Man könnte sagen (und ich hätte Verständnis dafür), dass die Ablehnung von Geldern, nur weil die Politik eines Spenders nicht mit der liberalen Weltanschauung der meisten kulturellen Einrichtungen übereinstimmt, ein Maß an moralischer Überlegenheit zeigt, das bestenfalls selbstzerstörerisch ist. Aber Geld von denen zu nehmen, die davon profitieren, indem sie schutzbedürftigen Menschen aktiv Schaden zufügen, ist sicherlich etwas ganz anderes. Die Sacklers fallen in diese Kategorie. Also, trotz seiner Wohltätigkeitsspenden und positiv Unterstützung lokaler Unternehmen, macht die Familie Coates. Die Glücksspielindustrie macht 60 % seines Geldes von 5% seiner Kunden, und diese 5% sind nicht diejenigen, die ab und zu auf den Pferden flattern.

Während ich dies schreibe, ist die Denise Coates Exhibition Gallery Gastgeberin eine Peter-Doig-Ausstellung. Ich wurde als Kind mit Doigs Arbeit bekannt, nachdem ein Kunstpreis in meiner Heimatstadt Liverpool seine Karriere ankurbelte. Ich möchte diese Ausstellung sehen.
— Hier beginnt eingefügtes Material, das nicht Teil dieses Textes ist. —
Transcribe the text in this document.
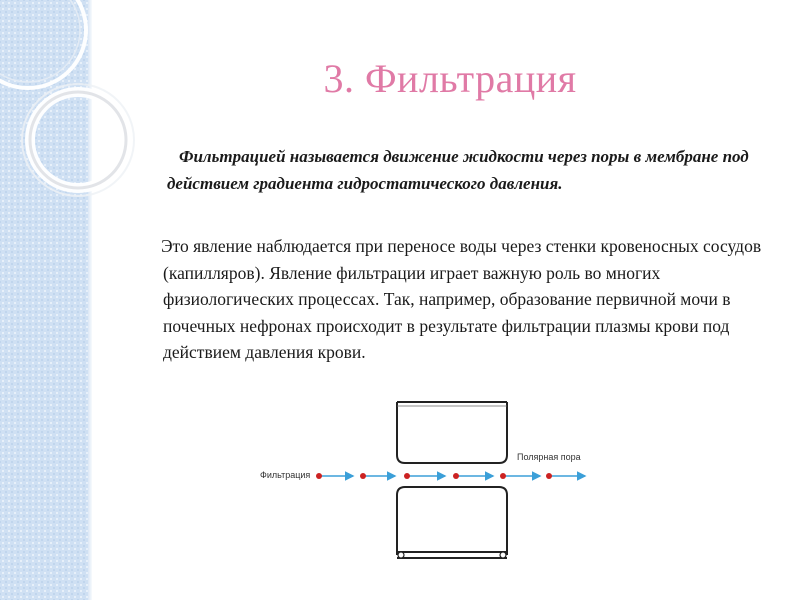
3. Фильтрация

Фильтрацией называется движение жидкости через поры в мембране под действием градиента гидростатического давления.

Это явление наблюдается при переносе воды через стенки кровеносных сосудов (капилляров). Явление фильтрации играет важную роль во многих физиологических процессах. Так, например, образование первичной мочи в почечных нефронах происходит в результате фильтрации плазмы крови под действием давления крови.

Фильтрация
Полярная пора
Ich möchte den Namen von Denise Coates nicht daneben sehen, auch wenn es teilweise ihr zu verdanken ist, dass die Show stattfindet. Weil es auch ihr zu verdanken ist, dass Millionen von Menschen, mich eingeschlossen, ihr Leben von einem Geschäftsmodell aus aufbauen, das sich auf unser Elend konzentriert. Es ist sicher eine Kunstform, aber nicht die gute.